What are the characteristics of carbapenemase-producing organisms, including Klebsiella pneumoniae carbapenemase (KPC), Oxacillinase-48 (OXA-48), New Delhi metallo-beta-lactamase (NDM), Verona integron-encoded metallo-beta-lactamase (VIM), and Imipenemase (IMP)?

From the Guidelines

For patients with infections caused by KPC-producing carbapenem-resistant Enterobacterales (CRE), the first-line treatment options should be novel β-lactam agents such as ceftazidime/avibactam and meropenem/vaborbactam. These enzymes, including KPC, OXA-48, NDM, VIM, and IMP, are types of carbapenemases that make bacteria resistant to multiple antibiotics, posing a significant concern in treating serious infections [ 1 ]. Each enzyme has distinct characteristics, with KPC commonly found in Enterobacteriaceae, OXA-48 in Klebsiella and E. coli, NDM widespread globally, and VIM and IMP often found in Pseudomonas and Acinetobacter species.

Treatment Options

• For KPC-producing CRE infections, ceftazidime/avibactam and meropenem/vaborbactam are strongly recommended as first-line treatments due to their efficacy and safety profiles [ 1 ].
• Imipenem/relebactam and cefiderocol may also be considered as alternative options, although the evidence for their use is less strong [ 1 ].
• For metallo-β-lactamase (MBL)-producing CRE infections, such as those caused by NDM, VIM, or IMP, the combination of ceftazidime/avibactam plus aztreonam is preferred, with cefiderocol being a conditional alternative [ 1 ].

Rationale

The recommendations are based on the latest evidence from observational studies and clinical trials, which highlight the benefits of novel β-lactam agents over traditional antibiotic regimens in terms of clinical efficacy and safety [ 1 ]. The choice of treatment should consider the specific enzyme, local epidemiology, and susceptibility testing to ensure effective treatment and prevent the spread of these highly resistant organisms in healthcare settings. Rapid identification of these resistance mechanisms is crucial, as conventional antibiotic regimens will likely fail [ 1 ].

From the FDA Drug Label

VABOMERE demonstrated in vitro activity against Enterobacteriaceae in the presence of some beta-lactamases and extended-spectrum beta-lactamases (ESBLs) of the following groups: KPC, SME, TEM, SHV, CTX-M, CMY, and ACT. VABOMERE is not active against bacteria that produce metallo-beta lactamases or oxacillinases with carbapenase activity

• KPC: VABOMERE has in vitro activity against KPC-producing Enterobacteriaceae.
• OXA-48: VABOMERE is not active against bacteria that produce oxacillinases with carbapenemase activity, which includes OXA-48.
• NDM: VABOMERE is not active against bacteria that produce metallo-beta lactamases, which includes NDM.
• VIM: VABOMERE is not active against bacteria that produce metallo-beta lactamases, which includes VIM.
• IMP: VABOMERE is not active against bacteria that produce metallo-beta lactamases, which includes IMP. 2

From the Research

Carbapenemase-Producing Enterobacterales

• KPC, OXA-48, NDM, VIM, and IMP are types of carbapenemases that have been identified in Enterobacterales, which are a group of Gram-negative bacteria 3.
• These enzymes confer resistance to carbapenem antibiotics, which are often considered the last line of defense against bacterial infections 3.

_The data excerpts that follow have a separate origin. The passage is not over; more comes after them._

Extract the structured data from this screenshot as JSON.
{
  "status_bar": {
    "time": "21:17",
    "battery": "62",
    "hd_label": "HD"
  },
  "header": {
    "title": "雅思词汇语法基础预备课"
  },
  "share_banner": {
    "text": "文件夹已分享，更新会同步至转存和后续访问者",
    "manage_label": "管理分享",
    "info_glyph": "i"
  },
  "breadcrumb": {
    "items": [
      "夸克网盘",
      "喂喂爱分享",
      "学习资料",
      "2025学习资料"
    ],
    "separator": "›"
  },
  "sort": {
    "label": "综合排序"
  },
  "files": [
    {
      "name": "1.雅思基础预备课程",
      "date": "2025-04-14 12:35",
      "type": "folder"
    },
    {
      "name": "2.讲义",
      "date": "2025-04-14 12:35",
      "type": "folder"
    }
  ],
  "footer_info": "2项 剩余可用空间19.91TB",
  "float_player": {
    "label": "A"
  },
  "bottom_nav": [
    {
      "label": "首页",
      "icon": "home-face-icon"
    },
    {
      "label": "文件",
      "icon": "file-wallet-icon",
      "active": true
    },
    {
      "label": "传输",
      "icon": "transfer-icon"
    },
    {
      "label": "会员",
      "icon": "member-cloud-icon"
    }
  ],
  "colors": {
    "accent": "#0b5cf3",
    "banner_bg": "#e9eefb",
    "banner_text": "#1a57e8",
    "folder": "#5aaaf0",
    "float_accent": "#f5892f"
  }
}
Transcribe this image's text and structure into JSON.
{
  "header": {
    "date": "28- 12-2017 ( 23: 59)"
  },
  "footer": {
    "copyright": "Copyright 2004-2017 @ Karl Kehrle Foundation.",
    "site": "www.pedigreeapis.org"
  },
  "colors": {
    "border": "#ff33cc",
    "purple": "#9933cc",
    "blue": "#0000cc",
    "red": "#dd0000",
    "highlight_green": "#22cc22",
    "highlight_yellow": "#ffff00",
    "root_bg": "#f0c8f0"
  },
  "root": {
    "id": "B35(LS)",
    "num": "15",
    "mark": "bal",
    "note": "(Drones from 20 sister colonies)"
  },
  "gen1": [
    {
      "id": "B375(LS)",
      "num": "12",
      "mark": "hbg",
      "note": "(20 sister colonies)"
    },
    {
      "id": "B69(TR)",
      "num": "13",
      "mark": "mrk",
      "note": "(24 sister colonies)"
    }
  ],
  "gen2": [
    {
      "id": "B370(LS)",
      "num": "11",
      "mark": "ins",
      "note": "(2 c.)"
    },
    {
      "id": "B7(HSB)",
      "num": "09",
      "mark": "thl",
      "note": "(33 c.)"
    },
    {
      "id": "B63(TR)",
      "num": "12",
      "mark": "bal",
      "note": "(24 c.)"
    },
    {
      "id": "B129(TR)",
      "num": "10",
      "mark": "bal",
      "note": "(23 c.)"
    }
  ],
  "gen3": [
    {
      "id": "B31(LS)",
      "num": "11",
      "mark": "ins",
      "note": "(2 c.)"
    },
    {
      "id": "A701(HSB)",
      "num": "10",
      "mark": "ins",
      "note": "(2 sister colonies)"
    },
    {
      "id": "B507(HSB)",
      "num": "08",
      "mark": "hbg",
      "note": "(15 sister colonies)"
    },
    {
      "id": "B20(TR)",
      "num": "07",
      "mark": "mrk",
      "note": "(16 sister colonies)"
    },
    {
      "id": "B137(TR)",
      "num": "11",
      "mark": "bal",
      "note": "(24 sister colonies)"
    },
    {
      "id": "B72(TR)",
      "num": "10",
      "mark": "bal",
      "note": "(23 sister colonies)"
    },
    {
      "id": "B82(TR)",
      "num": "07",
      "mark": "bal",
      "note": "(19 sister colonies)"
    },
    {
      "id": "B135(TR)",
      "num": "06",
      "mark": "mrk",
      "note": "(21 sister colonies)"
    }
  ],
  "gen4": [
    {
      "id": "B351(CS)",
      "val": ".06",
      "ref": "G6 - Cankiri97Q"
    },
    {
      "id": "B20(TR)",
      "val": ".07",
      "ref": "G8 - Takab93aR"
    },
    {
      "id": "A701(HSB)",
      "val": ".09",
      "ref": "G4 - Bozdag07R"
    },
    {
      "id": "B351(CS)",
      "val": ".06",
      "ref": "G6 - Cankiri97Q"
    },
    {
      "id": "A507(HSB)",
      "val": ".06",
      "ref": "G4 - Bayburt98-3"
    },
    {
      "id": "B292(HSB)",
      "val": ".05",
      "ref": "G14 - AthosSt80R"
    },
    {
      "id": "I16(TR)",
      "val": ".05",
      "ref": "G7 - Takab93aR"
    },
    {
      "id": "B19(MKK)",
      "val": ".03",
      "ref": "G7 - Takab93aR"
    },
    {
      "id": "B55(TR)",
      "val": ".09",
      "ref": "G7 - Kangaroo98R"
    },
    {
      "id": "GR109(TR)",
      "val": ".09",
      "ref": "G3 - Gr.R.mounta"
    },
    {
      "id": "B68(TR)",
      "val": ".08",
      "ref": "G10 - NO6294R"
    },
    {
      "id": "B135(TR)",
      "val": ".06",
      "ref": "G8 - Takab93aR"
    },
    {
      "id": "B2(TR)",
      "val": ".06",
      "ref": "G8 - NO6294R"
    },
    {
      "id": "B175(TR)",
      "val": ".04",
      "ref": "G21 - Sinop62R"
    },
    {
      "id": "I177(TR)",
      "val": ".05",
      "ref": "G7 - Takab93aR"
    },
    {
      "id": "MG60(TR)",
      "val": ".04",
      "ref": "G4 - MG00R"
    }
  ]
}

Epidemiology of Carbapenemase Resistance

• The global emergence of carbapenemase-producing bacteria is a significant public health concern, with reports of these bacteria in various parts of the world 3.
• KPC, VIM, OXA-48, NDM, and IMP are among the most prevalent types of carbapenemases, with KPC being the most common in some regions 4.
• The spread of carbapenemase-producing bacteria is often facilitated by horizontal gene transfer, which allows the bacteria to share resistance genes with other bacteria 3.

Detection and Treatment of Carbapenemase-Producing Bacteria

• Rapid detection of carbapenemase-producing bacteria is crucial for effective treatment, with methods such as multiplex immunochromatographic assays available for detection 5.
• Treatment options for carbapenemase-producing bacteria are limited, but ceftazidime-avibactam has shown promise in treating OXA-48-producing Klebsiella pneumoniae 6.
• Cefepime-enmetazobactam is a new β-lactam/β-lactamase inhibitor combination that has shown activity against carbapenem-resistant Enterobacterales, including OXA-48 producers 7.

Resistance Patterns

• OXA-48 producers have shown high susceptibility to cefepime-enmetazobactam, similar to ceftazidime-avibactam 7.
• KPC producers have shown resistance to ceftazidime-avibactam and cefiderocol, with higher MICs observed in strains with mutated blaKPC 4.
• NDM, VIM, and IMP producers have also been reported, with varying levels of resistance to different antibiotics 3.